IA en dermatologie : amélioration du diagnostic sans amélioration de la prise en charge
L’essor des applications d’intelligence artificielle grand public transforme l’accès à l’information en dermatologie. Une étude récente publiée dans JAMA Dermatology [1] met en évidence, chez des utilisateurs non-médecins, un paradoxe clinique : une meilleure reconnaissance des lésions sans amélioration des décisions de prise en charge.
Dans cette étude randomisée, 2.345 participants du grand public ont analysé des cas dermatologiques simulés associant images et données cliniques.
Trois situations étaient comparées : une recherche d’information via les outils habituels (notamment internet), une assistance par IA et un outil similaire reposant sur des diagnostics fournis par un panel de dermatologues.
L’IA augmente la capacité des participants à proposer un diagnostic (62,26 %, vs 41,21 % avec recherche d’information traditionnelle), ainsi que sa précision (22,79 % vs 7,86 %), ce qui traduit un meilleur accès à une information structurée. Cette amélioration reste toutefois limitée, avec des performances globales faibles en valeur absolue.
Une dissociation entre identification et conduite à tenir
Malgré ces progrès, aucune amélioration n’est observée en ce qui concerne la pertinence des décisions, avec des conduites appropriées comparables (58,87 % vs 60,10 %).
En revanche, lorsque les propositions diagnostiques sont issues de dermatologues, une amélioration des décisions de prise en charge est observée (62,95 %). L’étude met également en évidence une augmentation des décisions inadéquates par sous-estimation de la gravité chez les utilisateurs assistés par IA (29,76 % vs 27,34 %), sans différence significative pour les surestimations.

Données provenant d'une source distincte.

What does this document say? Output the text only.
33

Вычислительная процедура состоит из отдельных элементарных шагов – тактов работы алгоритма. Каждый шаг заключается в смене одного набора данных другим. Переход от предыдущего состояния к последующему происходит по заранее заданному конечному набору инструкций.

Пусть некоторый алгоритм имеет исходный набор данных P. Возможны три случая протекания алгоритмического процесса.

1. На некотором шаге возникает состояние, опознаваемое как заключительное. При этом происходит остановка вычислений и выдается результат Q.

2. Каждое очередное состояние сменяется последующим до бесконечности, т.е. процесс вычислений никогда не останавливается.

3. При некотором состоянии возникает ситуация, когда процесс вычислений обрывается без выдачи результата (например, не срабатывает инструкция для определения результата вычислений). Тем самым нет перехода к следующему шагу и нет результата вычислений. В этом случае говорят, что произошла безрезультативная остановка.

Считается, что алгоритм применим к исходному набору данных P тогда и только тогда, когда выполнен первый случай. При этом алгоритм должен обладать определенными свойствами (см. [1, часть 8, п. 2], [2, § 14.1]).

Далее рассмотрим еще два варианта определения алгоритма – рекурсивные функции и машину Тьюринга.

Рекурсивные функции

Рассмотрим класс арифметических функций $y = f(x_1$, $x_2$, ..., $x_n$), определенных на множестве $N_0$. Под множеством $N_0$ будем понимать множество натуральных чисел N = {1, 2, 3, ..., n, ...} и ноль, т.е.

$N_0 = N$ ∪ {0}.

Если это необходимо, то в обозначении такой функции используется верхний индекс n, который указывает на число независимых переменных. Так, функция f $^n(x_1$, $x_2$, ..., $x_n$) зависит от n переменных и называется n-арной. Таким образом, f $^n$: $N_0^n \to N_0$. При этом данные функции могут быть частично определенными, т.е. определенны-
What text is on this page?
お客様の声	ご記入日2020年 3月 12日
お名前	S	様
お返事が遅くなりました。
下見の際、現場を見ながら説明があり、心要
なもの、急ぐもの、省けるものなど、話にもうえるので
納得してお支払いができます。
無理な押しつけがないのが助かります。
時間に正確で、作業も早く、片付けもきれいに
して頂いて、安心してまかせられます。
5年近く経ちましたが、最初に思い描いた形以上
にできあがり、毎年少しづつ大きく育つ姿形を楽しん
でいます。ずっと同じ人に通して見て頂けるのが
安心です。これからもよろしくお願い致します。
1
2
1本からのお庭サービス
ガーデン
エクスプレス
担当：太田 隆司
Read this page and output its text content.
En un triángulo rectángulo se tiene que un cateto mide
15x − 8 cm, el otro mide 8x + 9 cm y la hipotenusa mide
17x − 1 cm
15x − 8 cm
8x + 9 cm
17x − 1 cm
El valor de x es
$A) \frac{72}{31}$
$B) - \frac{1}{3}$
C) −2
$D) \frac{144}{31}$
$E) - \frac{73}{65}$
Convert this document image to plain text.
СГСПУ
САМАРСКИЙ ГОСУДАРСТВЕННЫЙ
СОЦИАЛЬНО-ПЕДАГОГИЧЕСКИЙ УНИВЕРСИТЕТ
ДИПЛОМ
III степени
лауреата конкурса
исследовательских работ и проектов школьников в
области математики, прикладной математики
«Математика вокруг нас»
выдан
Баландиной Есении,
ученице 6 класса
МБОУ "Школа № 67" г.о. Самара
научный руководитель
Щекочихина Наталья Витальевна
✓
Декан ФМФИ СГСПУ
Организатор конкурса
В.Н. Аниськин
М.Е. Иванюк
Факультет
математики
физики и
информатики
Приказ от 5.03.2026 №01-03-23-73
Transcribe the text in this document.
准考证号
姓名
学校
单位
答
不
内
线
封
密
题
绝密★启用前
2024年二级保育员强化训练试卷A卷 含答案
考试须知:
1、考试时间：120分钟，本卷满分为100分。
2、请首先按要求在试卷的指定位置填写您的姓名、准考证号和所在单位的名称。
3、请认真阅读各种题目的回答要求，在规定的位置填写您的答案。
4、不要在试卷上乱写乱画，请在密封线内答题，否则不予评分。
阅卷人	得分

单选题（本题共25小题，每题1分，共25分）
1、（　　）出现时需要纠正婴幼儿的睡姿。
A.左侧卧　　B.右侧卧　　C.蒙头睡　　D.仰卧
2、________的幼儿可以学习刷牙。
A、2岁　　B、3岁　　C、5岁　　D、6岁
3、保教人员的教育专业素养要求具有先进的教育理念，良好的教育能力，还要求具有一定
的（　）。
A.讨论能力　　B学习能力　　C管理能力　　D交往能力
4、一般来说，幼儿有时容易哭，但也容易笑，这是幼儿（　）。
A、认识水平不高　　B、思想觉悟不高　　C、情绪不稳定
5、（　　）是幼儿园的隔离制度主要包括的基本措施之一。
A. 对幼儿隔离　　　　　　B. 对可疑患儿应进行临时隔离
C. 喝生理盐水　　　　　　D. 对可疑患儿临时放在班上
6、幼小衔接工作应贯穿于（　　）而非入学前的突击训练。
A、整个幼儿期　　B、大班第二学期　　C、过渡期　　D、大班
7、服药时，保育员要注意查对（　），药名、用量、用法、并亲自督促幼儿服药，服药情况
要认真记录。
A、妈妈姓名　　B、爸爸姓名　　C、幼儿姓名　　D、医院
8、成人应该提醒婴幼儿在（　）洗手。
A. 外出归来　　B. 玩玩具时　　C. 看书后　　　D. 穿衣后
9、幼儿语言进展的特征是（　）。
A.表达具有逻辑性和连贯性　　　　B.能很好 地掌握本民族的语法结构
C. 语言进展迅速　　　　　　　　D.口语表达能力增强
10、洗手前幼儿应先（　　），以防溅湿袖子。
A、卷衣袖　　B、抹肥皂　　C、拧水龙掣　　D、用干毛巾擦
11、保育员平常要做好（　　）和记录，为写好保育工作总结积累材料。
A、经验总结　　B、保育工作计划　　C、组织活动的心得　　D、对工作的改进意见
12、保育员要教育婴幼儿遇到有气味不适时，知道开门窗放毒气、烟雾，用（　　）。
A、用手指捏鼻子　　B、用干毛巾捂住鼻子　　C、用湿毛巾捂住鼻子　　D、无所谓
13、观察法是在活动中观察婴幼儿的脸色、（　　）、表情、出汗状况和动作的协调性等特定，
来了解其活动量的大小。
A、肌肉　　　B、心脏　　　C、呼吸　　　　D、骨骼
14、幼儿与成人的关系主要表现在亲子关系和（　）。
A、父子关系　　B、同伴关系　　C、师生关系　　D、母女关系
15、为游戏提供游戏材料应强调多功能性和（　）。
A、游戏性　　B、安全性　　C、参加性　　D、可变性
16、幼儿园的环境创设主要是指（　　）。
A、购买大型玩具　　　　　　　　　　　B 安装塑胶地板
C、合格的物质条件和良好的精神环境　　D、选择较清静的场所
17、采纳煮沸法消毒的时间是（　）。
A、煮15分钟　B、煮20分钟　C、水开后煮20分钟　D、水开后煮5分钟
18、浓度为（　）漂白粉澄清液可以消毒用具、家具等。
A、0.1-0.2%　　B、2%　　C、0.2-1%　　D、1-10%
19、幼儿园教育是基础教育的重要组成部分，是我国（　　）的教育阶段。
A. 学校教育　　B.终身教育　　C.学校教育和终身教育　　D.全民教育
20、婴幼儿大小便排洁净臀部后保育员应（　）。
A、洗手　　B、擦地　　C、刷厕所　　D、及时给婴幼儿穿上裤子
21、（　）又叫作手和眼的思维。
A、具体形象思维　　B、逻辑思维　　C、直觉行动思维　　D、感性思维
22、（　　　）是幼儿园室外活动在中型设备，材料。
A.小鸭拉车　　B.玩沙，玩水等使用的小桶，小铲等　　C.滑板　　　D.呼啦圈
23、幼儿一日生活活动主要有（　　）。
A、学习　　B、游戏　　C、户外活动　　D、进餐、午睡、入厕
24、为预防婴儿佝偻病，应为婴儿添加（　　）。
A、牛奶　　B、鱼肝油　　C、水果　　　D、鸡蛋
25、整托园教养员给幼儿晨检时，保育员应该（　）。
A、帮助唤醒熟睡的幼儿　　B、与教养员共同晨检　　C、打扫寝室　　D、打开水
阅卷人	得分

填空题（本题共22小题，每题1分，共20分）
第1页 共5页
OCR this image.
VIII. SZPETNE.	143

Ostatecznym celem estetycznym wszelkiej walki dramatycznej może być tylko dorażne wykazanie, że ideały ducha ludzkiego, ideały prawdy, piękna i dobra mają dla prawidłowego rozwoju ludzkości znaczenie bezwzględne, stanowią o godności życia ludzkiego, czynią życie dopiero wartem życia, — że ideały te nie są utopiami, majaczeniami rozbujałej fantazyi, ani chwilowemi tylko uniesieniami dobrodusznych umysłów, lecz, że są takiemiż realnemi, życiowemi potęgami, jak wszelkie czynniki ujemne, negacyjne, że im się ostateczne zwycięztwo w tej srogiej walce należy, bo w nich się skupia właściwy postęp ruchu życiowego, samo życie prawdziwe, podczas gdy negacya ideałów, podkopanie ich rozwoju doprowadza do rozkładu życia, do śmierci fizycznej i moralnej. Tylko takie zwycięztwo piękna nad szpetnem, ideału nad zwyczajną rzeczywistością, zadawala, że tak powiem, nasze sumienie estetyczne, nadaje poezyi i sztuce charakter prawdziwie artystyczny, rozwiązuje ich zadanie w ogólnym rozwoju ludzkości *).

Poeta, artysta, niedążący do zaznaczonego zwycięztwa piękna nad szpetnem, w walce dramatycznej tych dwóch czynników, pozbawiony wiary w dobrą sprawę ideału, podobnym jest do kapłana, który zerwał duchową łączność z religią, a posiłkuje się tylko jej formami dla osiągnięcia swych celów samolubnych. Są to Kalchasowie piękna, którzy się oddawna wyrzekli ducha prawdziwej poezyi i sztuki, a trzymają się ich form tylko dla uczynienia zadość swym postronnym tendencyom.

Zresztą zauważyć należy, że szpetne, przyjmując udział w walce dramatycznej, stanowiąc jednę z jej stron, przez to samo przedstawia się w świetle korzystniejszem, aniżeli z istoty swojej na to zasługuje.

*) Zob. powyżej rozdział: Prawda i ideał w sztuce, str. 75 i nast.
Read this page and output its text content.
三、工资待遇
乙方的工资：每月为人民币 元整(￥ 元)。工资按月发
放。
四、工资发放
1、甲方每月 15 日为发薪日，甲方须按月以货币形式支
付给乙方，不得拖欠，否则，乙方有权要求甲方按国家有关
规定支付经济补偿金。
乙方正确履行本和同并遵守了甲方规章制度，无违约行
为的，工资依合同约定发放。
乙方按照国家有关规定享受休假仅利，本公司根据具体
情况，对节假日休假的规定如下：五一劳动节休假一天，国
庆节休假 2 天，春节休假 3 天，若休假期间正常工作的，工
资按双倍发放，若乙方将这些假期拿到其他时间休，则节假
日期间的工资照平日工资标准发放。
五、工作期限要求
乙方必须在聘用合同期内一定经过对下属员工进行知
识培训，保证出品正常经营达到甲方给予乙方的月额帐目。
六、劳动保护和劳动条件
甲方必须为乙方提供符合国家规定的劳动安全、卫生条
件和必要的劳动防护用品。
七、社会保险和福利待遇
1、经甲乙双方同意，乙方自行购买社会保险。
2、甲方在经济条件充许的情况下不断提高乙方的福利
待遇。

Cette dissociation souligne que la reconnaissance d’une lésion ne suffit pas à orienter la prise en charge, qui nécessite une évaluation clinique complète.
Par ailleurs, l’utilisation de ces outils s’accompagne d’une augmentation de la confiance et de la satisfaction, indépendamment de la qualité réelle des décisions. Ce décalage entre confiance et performance suggère un risque de fausse réassurance, susceptible de retarder le recours aux soins en cas de pathologie grave. Ces résultats doivent être interprétés avec prudence : l’étude repose sur des cas simulés dans un cadre expérimental, éloigné de la pratique réelle.
Implications pour la dermatologie clinique
Pour le clinicien, ces données éclairent l’évolution du comportement des patients. L’IA pourrait améliorer leur capacité à identifier une lésion et à formuler une hypothèse diagnostique, sans pour autant améliorer l’évaluation de la gravité ni l’orientation du parcours de soins. En consultation, cela peut se traduire par des patients plus informés, mais aussi plus confiants dans des interprétations parfois erronées.
Cette dissociation expose à un double risque : un risque théorique de retard diagnostique en cas de sous-estimation d’une lésion maligne et un recours inapproprié aux soins pour des lésions bénignes. Le rôle du dermatologue reste donc central pour réintégrer les données cliniques, contextualiser les lésions et guider la prise en charge.
Dans ce contexte de vigilance croissante, la Société française de dermatologie a alerté sur les risques liés à l’usage non encadré de l’IA dans le dépistage des cancers cutanés [2]. Ainsi, si ces outils peuvent constituer un support d’information en amont de la consultation, ils ne permettent pas, à ce stade, d’améliorer la décision médicale et nécessitent un encadrement rigoureux.
Références
1. Sayres R, Jain A, Venkatraman M, et al. Consumer understanding of skin concerns with an AI-powered informational tool. JAMA Dermatol. 2026. doi:10.1001/jamadermatol.2026.0597
2. Société française de dermatologie, Encadrement de l’usage de l’intelligence artificielle en dermatologie : communiqué de presse. 17 juillet 2025.